All the books center around Ann of Cambray, a fictional heroine from a mythical place on the Welsh border, and are set in 12th-century England and France. Real characters and events are woven in with fictional ones. The first two novels have as their focus Henry II's seizure of the English crown. In the third, Henry's heirs and those of Ann and her husband, the Earl of Sedgemont, continue the story.
"I picked the 12th century to write about," says Lide, "because it was a time when women's position began to change. Indeed all feudal ideas began to change. People were more interested in saving their own skins than in duty or honor. Perhaps like any political age."

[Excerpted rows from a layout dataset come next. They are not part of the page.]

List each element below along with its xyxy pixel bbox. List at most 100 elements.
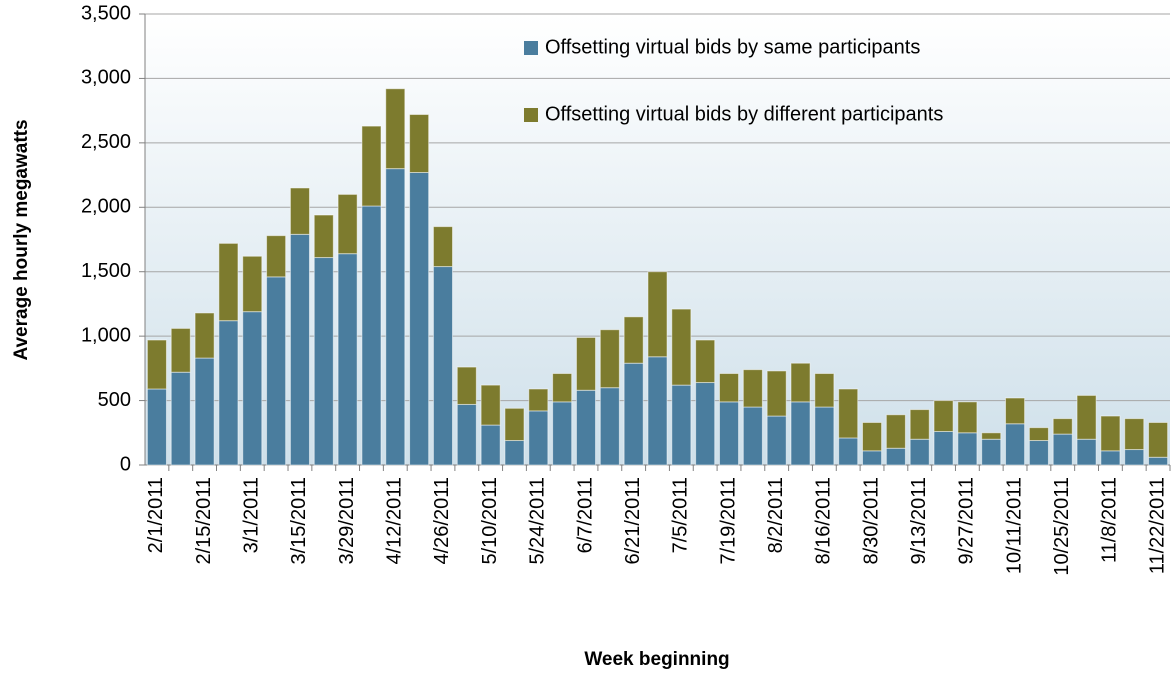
bar-segment (456, 366, 477, 405)
y-tick-label: 3,000 (81, 67, 131, 89)
y-tick-label: 2,500 (81, 131, 131, 153)
bar-segment (146, 388, 167, 466)
bar-segment (1100, 450, 1121, 466)
bar-segment (552, 401, 573, 466)
x-tick-label: 7/5/2011 (670, 477, 692, 553)
bar-segment (1148, 456, 1169, 466)
bar-segment (647, 271, 668, 358)
bar-segment (742, 406, 763, 466)
bar-segment (170, 327, 191, 373)
bar-segment (981, 432, 1002, 440)
bar-segment (814, 373, 835, 408)
bar-segment (480, 424, 501, 466)
bar-segment (1052, 433, 1073, 466)
x-tick-label: 7/19/2011 (717, 477, 739, 565)
y-tick-label: 2,000 (81, 196, 131, 218)
bar-segment (647, 356, 668, 466)
x-axis-title: Week beginning (584, 649, 729, 670)
bar-segment (266, 235, 287, 278)
x-tick-label: 3/29/2011 (336, 477, 358, 565)
bar-segment (1005, 397, 1026, 425)
bar-segment (528, 410, 549, 466)
bar-segment (909, 409, 930, 440)
bar-segment (1148, 421, 1169, 458)
bar-segment (456, 403, 477, 466)
bar-segment (790, 362, 811, 403)
bar-segment (909, 438, 930, 466)
bar-segment (1028, 440, 1049, 466)
x-tick-label: 8/30/2011 (860, 477, 882, 565)
bar-segment (385, 168, 406, 466)
bar-segment (862, 421, 883, 452)
x-tick-label: 2/15/2011 (193, 477, 215, 565)
bar-segment (385, 88, 406, 170)
x-tick-label: 11/8/2011 (1099, 477, 1121, 563)
bar-segment (432, 266, 454, 466)
bar-segment (885, 414, 906, 449)
bar-segment (957, 432, 978, 466)
x-tick-label: 9/27/2011 (956, 477, 978, 565)
bar-segment (575, 336, 597, 391)
x-tick-label: 10/25/2011 (1051, 477, 1073, 576)
bar-segment (623, 362, 644, 466)
legend-label: Offsetting virtual bids by same particip… (545, 36, 920, 58)
bar-segment (528, 388, 549, 412)
bar-segment (146, 339, 167, 390)
bar-segment (313, 214, 334, 259)
y-axis-title: Average hourly megawatts (11, 119, 32, 360)
bar-segment (337, 193, 358, 255)
x-tick-label: 6/21/2011 (622, 477, 644, 565)
bar-segment (718, 401, 740, 466)
bar-segment (313, 257, 334, 466)
bar-segment (1028, 427, 1049, 442)
bar-segment (1052, 418, 1073, 435)
bar-segment (599, 329, 620, 389)
bar-segment (814, 406, 835, 466)
y-tick-label: 1,500 (81, 260, 131, 282)
bar-segment (194, 312, 215, 359)
y-tick-label: 500 (98, 389, 131, 411)
bar-segment (1124, 418, 1145, 451)
bar-segment (981, 438, 1002, 466)
legend-label: Offsetting virtual bids by different par… (545, 103, 943, 125)
legend-swatch (524, 41, 538, 55)
x-tick-label: 3/15/2011 (288, 477, 310, 565)
bar-segment (1100, 415, 1121, 452)
bar-segment (718, 373, 740, 403)
bar-segment (170, 371, 191, 466)
x-tick-label: 5/24/2011 (527, 477, 549, 565)
bar-segment (885, 447, 906, 466)
legend-swatch (524, 108, 538, 122)
x-tick-label: 8/16/2011 (813, 477, 835, 565)
bar-segment (933, 400, 954, 432)
bar-segment (504, 440, 525, 466)
bar-segment (766, 415, 787, 466)
bar-segment (242, 311, 263, 466)
bar-segment (1076, 438, 1097, 466)
bar-segment (695, 339, 716, 384)
y-tick-label: 3,500 (81, 2, 131, 24)
bar-segment (242, 255, 263, 313)
bar-segment (575, 389, 597, 466)
bar-segment (266, 276, 287, 466)
bar-segment (194, 357, 215, 466)
x-tick-label: 10/11/2011 (1003, 477, 1025, 574)
bar-segment (790, 401, 811, 466)
x-tick-label: 2/1/2011 (145, 477, 167, 553)
bar-segment (218, 242, 239, 322)
bar-segment (838, 437, 859, 466)
bar-segment (623, 316, 644, 364)
x-tick-label: 4/12/2011 (384, 477, 406, 565)
bar-segment (552, 373, 573, 403)
bar-segment (218, 320, 239, 466)
y-tick-label: 1,000 (81, 324, 131, 346)
bar-segment (599, 387, 620, 466)
bar-segment (766, 370, 787, 417)
bar-segment (838, 388, 859, 439)
bar-segment (671, 308, 692, 386)
bar-segment (361, 205, 382, 466)
bar-segment (742, 369, 763, 408)
y-tick-label: 0 (120, 453, 131, 475)
bar-segment (504, 407, 525, 442)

She has finished a fourth book, also due as in 1988 and tentatively titled Isobelle's Diary. It takes place in 19th-century North Africa. "It's really not such a jump as it sounds," says Lide. "That time in North Africa was in some ways a lot like the 12th century in England."
VICE PRESIDENT George Bush, who captained the Yale nine in the late 1940s, has provided a short foreword to Players' Choice: Major League Baseball Players Vote on the All-Time Greats (Facts on File). Compiled by Eugene and Roger McCaffrey, the book is based on a survey answered by 645 active and retired major league ballplayers, managers and coaches. Bush also picks his own all-time all-star team: Ted Williams, Joe DiMaggio and Babe Ruth in the outfield, Lou Gehrig at first, Joe Morgan at second, Phil Rizzuto at short, George Brett at third, Johnny Bench behind the plate, Nolan Ryan as right-handed pitcher, Sandy Koufax as lefty and Hoyt Wilhelm as reliever. The team chosen by the 645 players in the McCaffrey survey was: DiMaggio, Willie Mays and Ruth in the outfield, Gehrig at first, Charlie Gehringer at second, Honus Wagner at short, Brooks Robinson at third, Bench at catcher, Walter Johnson as righthanded pitcher, Koufax as the lefthander and Goose Gossage as reliever. Okay, enough of this hot-stove league stuff. Let's get on with the season.